Marving Minsky is probably "chillin" in Alcor, waiting for his mega-upload.

https://en.wikipedia.org/wiki/Marvin_Minsky#Death

These people will not be the first biological organisms to be reanimated: that would entail too much risk as a guiny pig.

More probable is that before trying to reanimate any of these Alcor members, the technology of uploading will need to be tested (at least on animals first) to verify the upload conserves the episodic memories of the biological original.

This means time will pass in the interim, and regulations will have time to adapt to such new realities.

An obvious conundrum is the concept of time in law. If you can pause a person's life and then continue it, what about crimes commited before the pause? How does the statute of limitations then apply?

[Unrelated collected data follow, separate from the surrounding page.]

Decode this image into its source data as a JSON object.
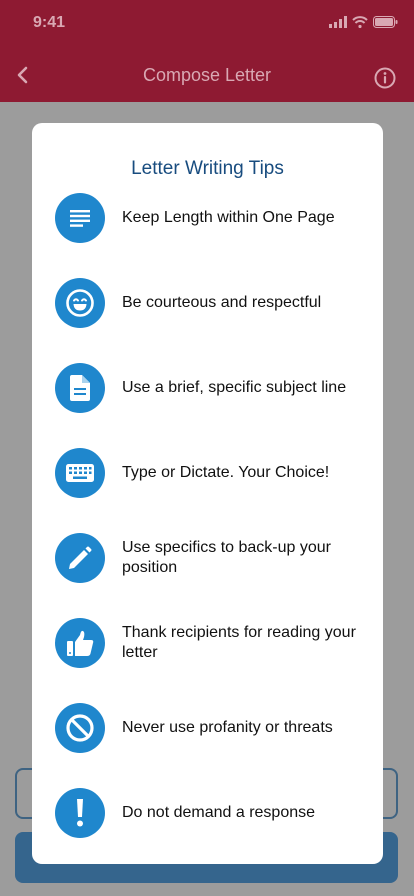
{
  "status": {
    "time": "9:41"
  },
  "nav": {
    "title": "Compose Letter"
  },
  "modal": {
    "title": "Letter Writing Tips",
    "tips": [
      {
        "icon": "lines-icon",
        "text": "Keep Length within One Page"
      },
      {
        "icon": "smiley-icon",
        "text": "Be courteous and respectful"
      },
      {
        "icon": "document-icon",
        "text": "Use a brief, specific subject line"
      },
      {
        "icon": "keyboard-icon",
        "text": "Type or Dictate. Your Choice!"
      },
      {
        "icon": "pencil-icon",
        "text": "Use specifics to back-up your position"
      },
      {
        "icon": "thumbs-up-icon",
        "text": "Thank recipients for reading your letter"
      },
      {
        "icon": "prohibited-icon",
        "text": "Never use profanity or threats"
      },
      {
        "icon": "exclamation-icon",
        "text": "Do not demand a response"
      }
    ]
  },
  "colors": {
    "header": "#8e1a32",
    "accent": "#1f87cd",
    "title": "#184c7f"
  }
}
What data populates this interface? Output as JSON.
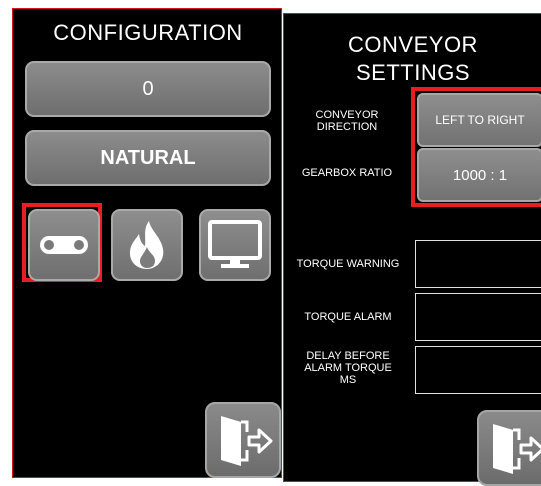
{
  "configuration": {
    "title": "CONFIGURATION",
    "value": "0",
    "mode": "NATURAL",
    "icons": [
      "conveyor-icon",
      "fire-icon",
      "monitor-icon"
    ],
    "exit_icon": "exit-door-icon"
  },
  "conveyor_settings": {
    "title_line1": "CONVEYOR",
    "title_line2": "SETTINGS",
    "direction_label_line1": "CONVEYOR",
    "direction_label_line2": "DIRECTION",
    "direction_value": "LEFT TO RIGHT",
    "gearbox_label": "GEARBOX RATIO",
    "gearbox_value": "1000 : 1",
    "torque_warning_label": "TORQUE WARNING",
    "torque_warning_value": "",
    "torque_alarm_label": "TORQUE ALARM",
    "torque_alarm_value": "",
    "delay_label_line1": "DELAY BEFORE",
    "delay_label_line2": "ALARM TORQUE",
    "delay_label_line3": "MS",
    "delay_value": "",
    "exit_icon": "exit-door-icon"
  },
  "colors": {
    "panel_bg": "#000000",
    "button_gray": "#7d7d7d",
    "highlight_red": "#e81d25"
  }
}
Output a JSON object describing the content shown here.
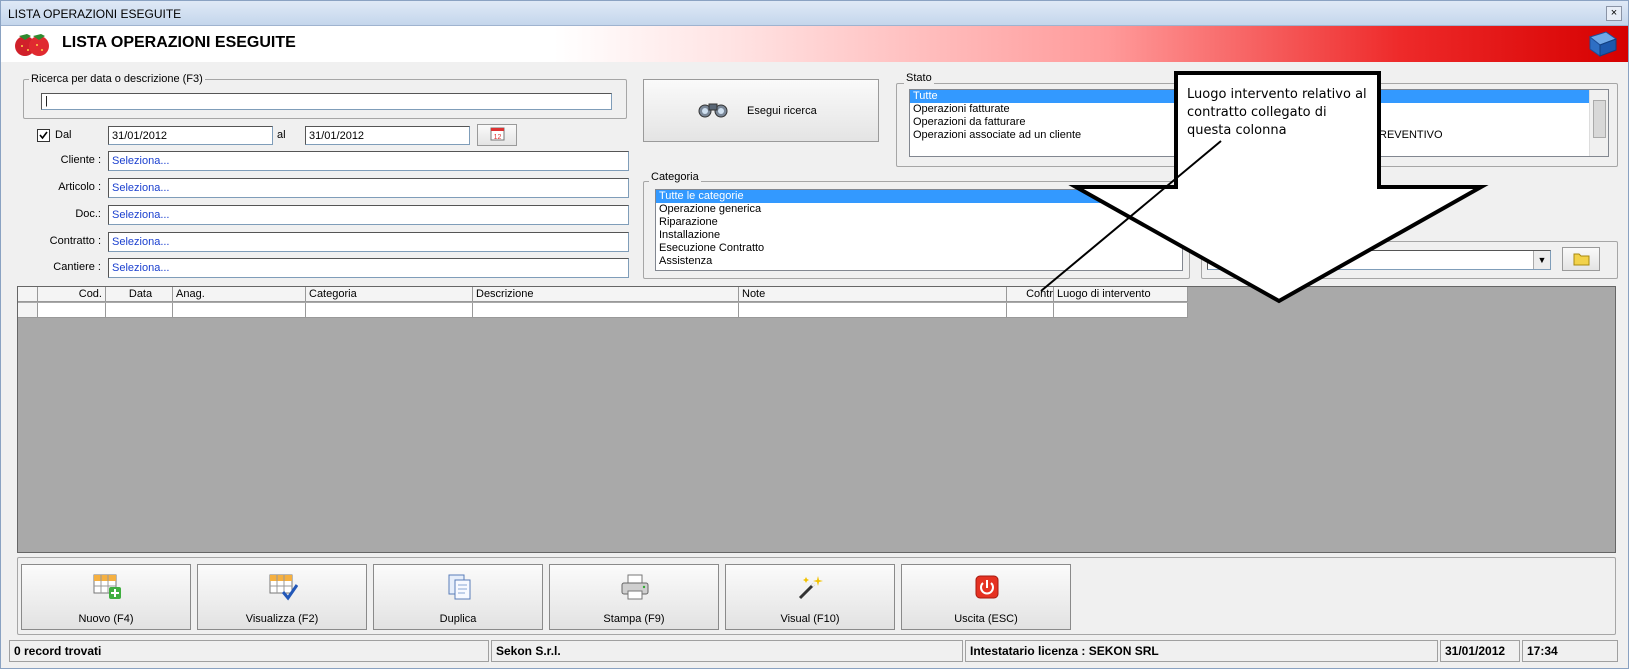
{
  "window": {
    "title": "LISTA OPERAZIONI ESEGUITE",
    "close": "×"
  },
  "header": {
    "title": "LISTA OPERAZIONI ESEGUITE"
  },
  "search": {
    "legend": "Ricerca per data o descrizione (F3)",
    "value": "|"
  },
  "dates": {
    "dal_label": "Dal",
    "dal_checked": true,
    "from": "31/01/2012",
    "al_label": "al",
    "to": "31/01/2012",
    "calendar_text": "12"
  },
  "fields": [
    {
      "label": "Cliente :",
      "value": "Seleziona..."
    },
    {
      "label": "Articolo :",
      "value": "Seleziona..."
    },
    {
      "label": "Doc.:",
      "value": "Seleziona..."
    },
    {
      "label": "Contratto :",
      "value": "Seleziona..."
    },
    {
      "label": "Cantiere :",
      "value": "Seleziona..."
    }
  ],
  "search_button": {
    "label": "Esegui ricerca"
  },
  "stato": {
    "legend": "Stato",
    "items": [
      "Tutte",
      "Operazioni fatturate",
      "Operazioni da fatturare",
      "Operazioni associate ad un cliente"
    ],
    "selected": 0,
    "partial_item": "REVENTIVO"
  },
  "categoria": {
    "legend": "Categoria",
    "items": [
      "Tutte le categorie",
      "Operazione generica",
      "Riparazione",
      "Installazione",
      "Esecuzione Contratto",
      "Assistenza"
    ],
    "selected": 0
  },
  "grid": {
    "columns": [
      "Cod.",
      "Data",
      "Anag.",
      "Categoria",
      "Descrizione",
      "Note",
      "Contr",
      "Luogo di intervento"
    ]
  },
  "callout": {
    "text": "Luogo intervento relativo al contratto collegato  di questa colonna"
  },
  "buttons": [
    {
      "label": "Nuovo (F4)",
      "icon": "grid-add-icon"
    },
    {
      "label": "Visualizza (F2)",
      "icon": "grid-check-icon"
    },
    {
      "label": "Duplica",
      "icon": "copy-documents-icon"
    },
    {
      "label": "Stampa (F9)",
      "icon": "printer-icon"
    },
    {
      "label": "Visual (F10)",
      "icon": "magic-wand-icon"
    },
    {
      "label": "Uscita (ESC)",
      "icon": "power-icon"
    }
  ],
  "statusbar": {
    "records": "0 record trovati",
    "company": "Sekon S.r.l.",
    "license": "Intestatario licenza : SEKON SRL",
    "date": "31/01/2012",
    "time": "17:34"
  },
  "colors": {
    "accent_red": "#d60000",
    "selection": "#3399ff",
    "link_blue": "#1a3fcf",
    "grid_bg": "#a9a9a9"
  }
}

It is entirely foreseeable that legislative bodies will decide it is the subjective experience of time that counts: punishments are of a reformative nature, and a person who did not evolve between his crimes and his apprehension has not reformed.

So yes, in such a future it will be a frequent occurence to accuse the dead, and there should be no shame in that.

So even if a victim of a reanimated person is by then older than a perpetrator of some crime, or if the victim is already dead, it is still in the interest of society to punish and reform the criminal.

People who laugh at the plebs and don't worry about crimes they commit in their quest for immortality (thinking that the ends justify the means, thinking they will have the literally last laugh) may be sourly surprised when they wake up to discover things don't work like that.